La conférence des présidents est réunie. Elle autorise la poursuite de la discussion sur la proposition de loi. L’opposition sénatoriale élève alors un « rappel au règlement ».

¨ Hervé Maurey.

« Qui peut estimer qu’il est correct de commencer l’examen d’un  texte, dont les auteurs soulignent tout l’importance, à presque une heure du matin ? Ce comportement n’est ni sérieux, ni correct. Je le dis encore une fois, les conditions dans lesquelles nous travaillons sont tout à fait malvenues. Si telle est la nouvelle gouvernance du nouveau président du Sénat, cela augure bien mal des prochaines années de travail de la Haute-Assemblée ».

¨ Catherine Troendle.

« Je dénonce ce passage en force. Le groupe UMP pense que que ce ne sont pas des heures pour légiférer. Nous ne serions pas crédibles aux yeux des Français, s’ils nous voyaient examiner un texte aussi fondamental jusqu’à trois heures du matin. Aucun Parlement européen ne légifère au milieu de la nuit » !
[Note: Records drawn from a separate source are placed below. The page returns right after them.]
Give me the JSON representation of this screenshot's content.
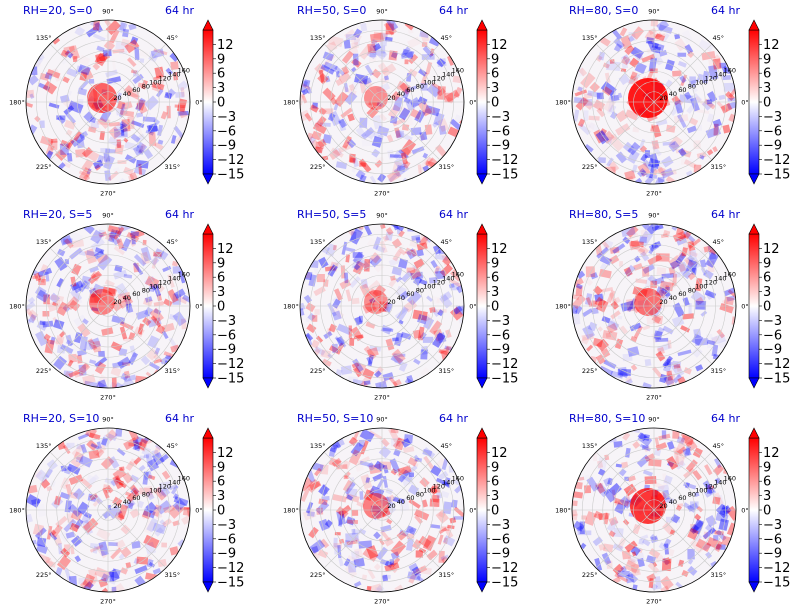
{
  "chart_data": {
    "type": "heatmap",
    "subtype": "polar",
    "colormap": "bwr",
    "color_range": [
      -15,
      15
    ],
    "colorbar_ticks": [
      "12",
      "9",
      "6",
      "3",
      "0",
      "−3",
      "−6",
      "−9",
      "−12",
      "−15"
    ],
    "colorbar_tick_values": [
      12,
      9,
      6,
      3,
      0,
      -3,
      -6,
      -9,
      -12,
      -15
    ],
    "angle_ticks": [
      "90°",
      "45°",
      "0°",
      "315°",
      "270°",
      "225°",
      "180°",
      "135°"
    ],
    "angle_tick_values": [
      90,
      45,
      0,
      315,
      270,
      225,
      180,
      135
    ],
    "radial_ticks": [
      "20",
      "40",
      "60",
      "80",
      "100",
      "120",
      "140",
      "160"
    ],
    "radial_tick_values": [
      20,
      40,
      60,
      80,
      100,
      120,
      140,
      160
    ],
    "grid": true,
    "panels": [
      {
        "title": "RH=20, S=0",
        "time": "64 hr",
        "center": 0.5
      },
      {
        "title": "RH=50, S=0",
        "time": "64 hr",
        "center": 0.2
      },
      {
        "title": "RH=80, S=0",
        "time": "64 hr",
        "center": 1.0
      },
      {
        "title": "RH=20, S=5",
        "time": "64 hr",
        "center": 0.3
      },
      {
        "title": "RH=50, S=5",
        "time": "64 hr",
        "center": 0.2
      },
      {
        "title": "RH=80, S=5",
        "time": "64 hr",
        "center": 0.4
      },
      {
        "title": "RH=20, S=10",
        "time": "64 hr",
        "center": 0.0
      },
      {
        "title": "RH=50, S=10",
        "time": "64 hr",
        "center": 0.3
      },
      {
        "title": "RH=80, S=10",
        "time": "64 hr",
        "center": 0.8
      }
    ]
  }
}
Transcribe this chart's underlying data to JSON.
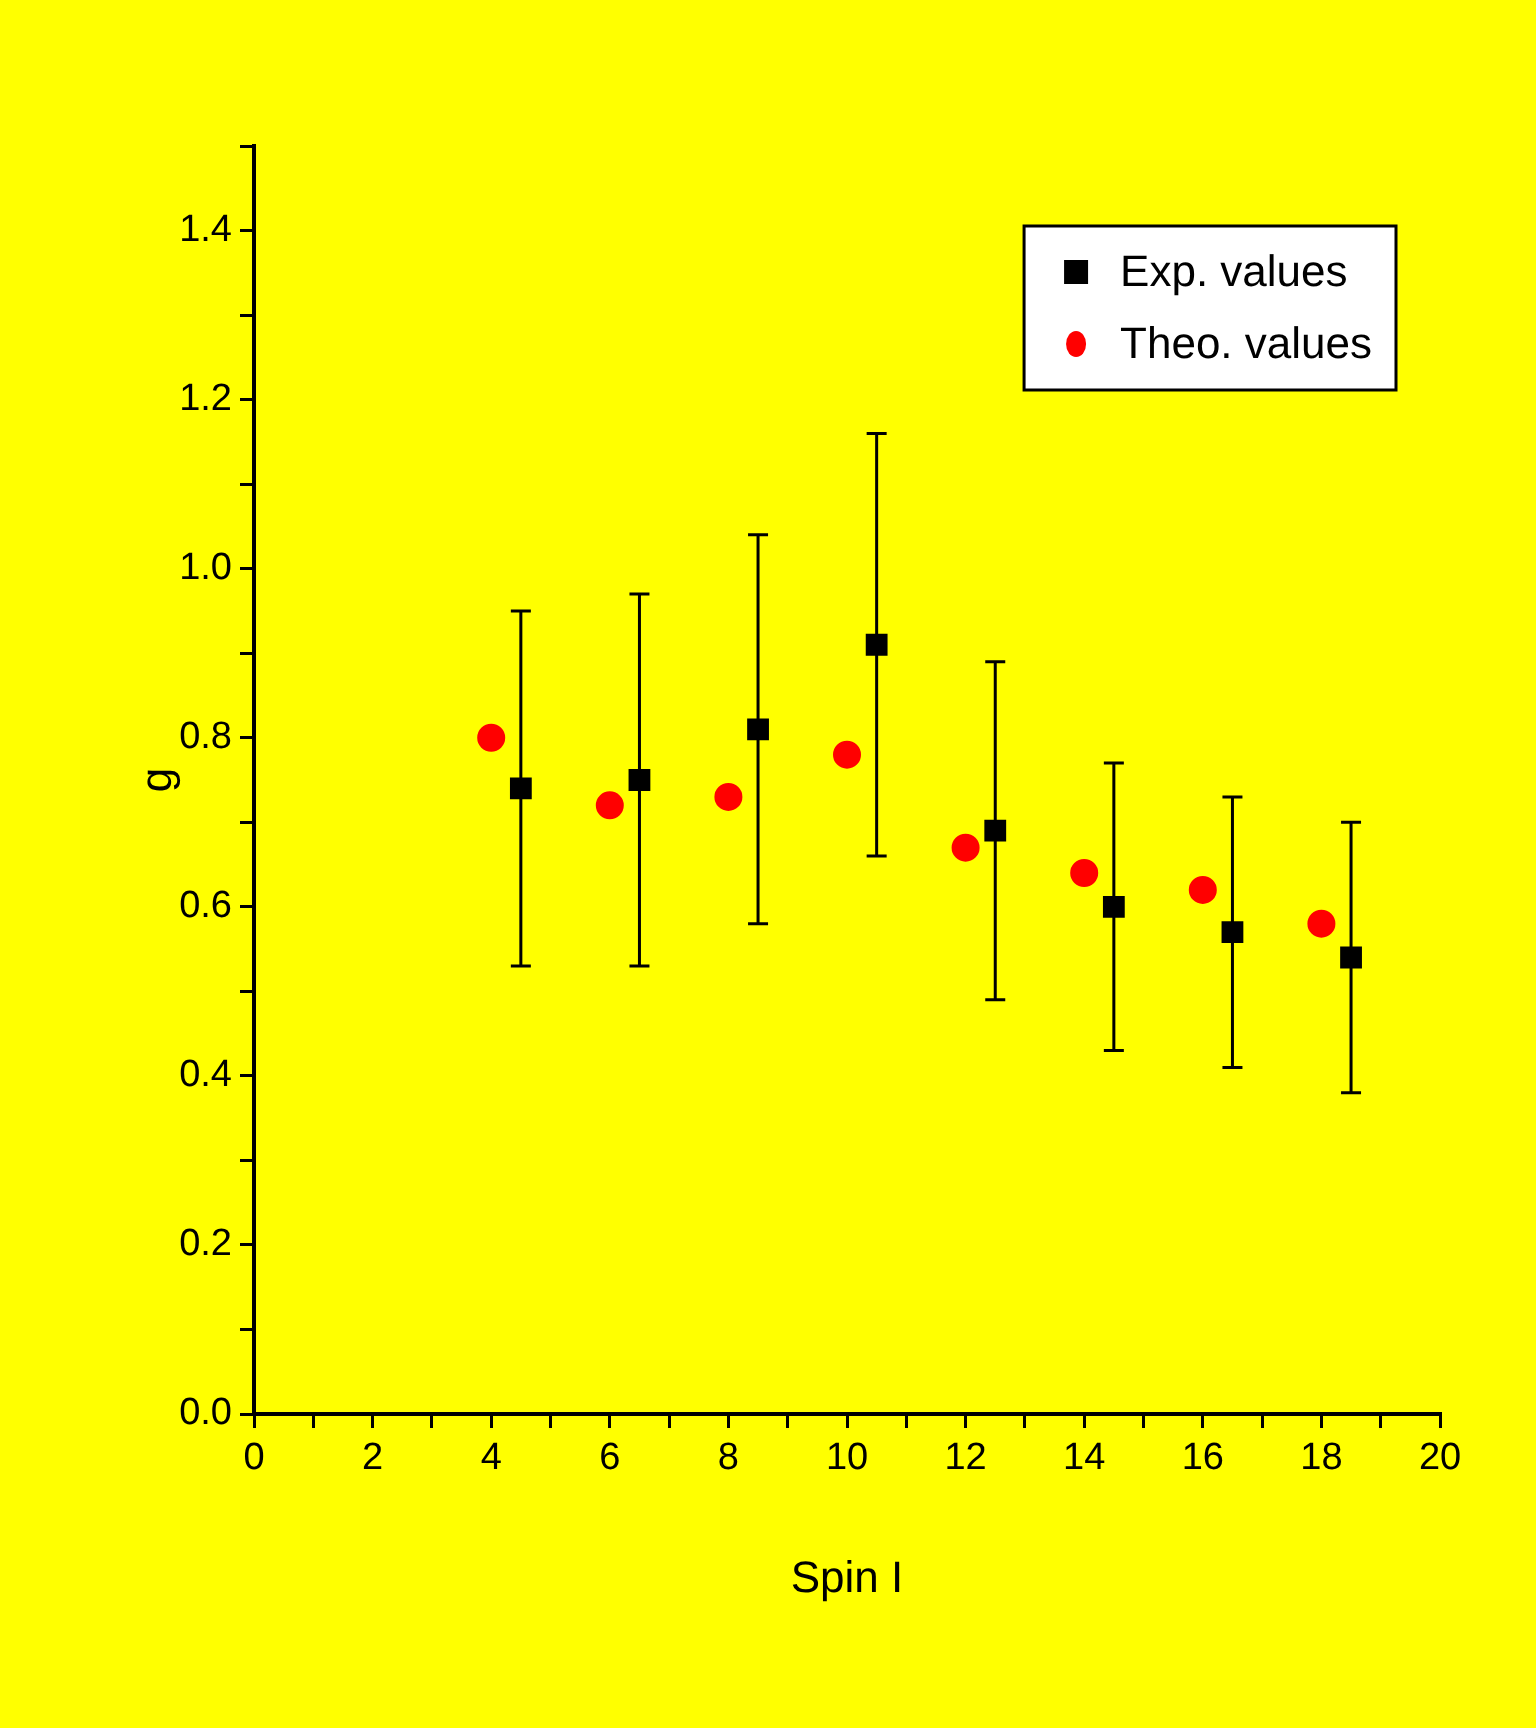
{
  "chart_data": {
    "type": "scatter",
    "xlabel": "Spin I",
    "ylabel": "g",
    "xlim": [
      0,
      20
    ],
    "xticks": [
      0,
      {
        "value": 1,
        "label": null
      },
      2,
      {
        "value": 3,
        "label": null
      },
      4,
      {
        "value": 5,
        "label": null
      },
      6,
      {
        "value": 7,
        "label": null
      },
      8,
      {
        "value": 9,
        "label": null
      },
      10,
      {
        "value": 11,
        "label": null
      },
      12,
      {
        "value": 13,
        "label": null
      },
      14,
      {
        "value": 15,
        "label": null
      },
      16,
      {
        "value": 17,
        "label": null
      },
      18,
      {
        "value": 19,
        "label": null
      },
      20
    ],
    "ylim": [
      0,
      1.5
    ],
    "yticks": [
      {
        "value": 0,
        "label": "0.0"
      },
      {
        "value": 0.1,
        "label": null
      },
      {
        "value": 0.2,
        "label": "0.2"
      },
      {
        "value": 0.3,
        "label": null
      },
      {
        "value": 0.4,
        "label": "0.4"
      },
      {
        "value": 0.5,
        "label": null
      },
      {
        "value": 0.6,
        "label": "0.6"
      },
      {
        "value": 0.7,
        "label": null
      },
      {
        "value": 0.8,
        "label": "0.8"
      },
      {
        "value": 0.9,
        "label": null
      },
      {
        "value": 1,
        "label": "1.0"
      },
      {
        "value": 1.1,
        "label": null
      },
      {
        "value": 1.2,
        "label": "1.2"
      },
      {
        "value": 1.3,
        "label": null
      },
      {
        "value": 1.4,
        "label": "1.4"
      },
      {
        "value": 1.5,
        "label": null
      }
    ],
    "grid": false,
    "legend": "top right",
    "series": [
      {
        "name": "Exp. values",
        "color": "#000000",
        "marker": "square",
        "x": [
          4.5,
          6.5,
          8.5,
          10.5,
          12.5,
          14.5,
          16.5,
          18.5
        ],
        "values": [
          0.74,
          0.75,
          0.81,
          0.91,
          0.69,
          0.6,
          0.57,
          0.54
        ],
        "errors": [
          0.21,
          0.22,
          0.23,
          0.25,
          0.2,
          0.17,
          0.16,
          0.16
        ]
      },
      {
        "name": "Theo. values",
        "color": "#ff0000",
        "marker": "circle",
        "x": [
          4,
          6,
          8,
          10,
          12,
          14,
          16,
          18
        ],
        "values": [
          0.8,
          0.72,
          0.73,
          0.78,
          0.67,
          0.64,
          0.62,
          0.58
        ]
      }
    ]
  }
}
Commence alors la discussion des articles qui fera l’objet de la note suivante.

 

Georges GONTCHAROFF, 5 décembre 2 011.

Liste des sénateurs cités.

Jean-Jacques Hyest, sénateur de Seine-et-Marne, UMP, président de la commission des lois quand le Sénat était à droite,

Jean-Jacques Mirassou, sénateur de la Haute-Garonne, socialiste,

Alain Richard, sénateur du Val d’Oise, socialiste, rapporteur de la proposition de loi.

Alain Gournac, sénateur des Yvelines, UMP,

Jean-Pierre Sueur, sénateur du Loiret, socialiste, président de la commission des lois, auteur de la proposition de loi initiale,

Jean-Patrick Courtois, sénateur de Saône-et-Loire, UMP, rapporteur de la loi du 16 décembre 2 011,

Claude Bérit-Débat, sénateur de la Dordogne, socialiste,

Marie-France Beaufils, sénatrice de l’Indre-et-Loire, communiste,

Nicole Bricq, sénatrice de la Seine-et-Marne, socialiste,

Jacqueline Gourault, sénatrice du Loir-et-Cher, Union Centriste,

Roland Courteau, sénateur de l’Aude, socialiste,

Christian Favier, sénateur du Val-de-Marne, communiste,

Jacques Mézard, sénateur du Cantal, Rassemblement Démocratique et Social Européen,

Yves Krattinger, sénateur de la Haute-Saône, socialiste

Josette Durrieu, sénatrice des Haute-Pyrénées, socialiste,

Frédérique Espagnac, sénatrice des Pyrénées-Atlantiques, socialiste,

François Fortassin, sénateur des Hautes-Pyrénées, Rassemblement Démocratique et Socialiste Européen,

Patrick Gélard, sénateur de Seine-et-Marne, UMP,

Jean-Pierre Michel, sénateur de la Haute-Savoie, socialiste,

François-Noël Buffet, sénateur du Rhône, UMP,

François Zocchetto, sénateur de la Mayenne, Union Centriste,

Catherine Troendle, sénatrice du Haut-Rhin, UMP,

Hervé Maurey,  sénateur de l’Eure, Union Centriste.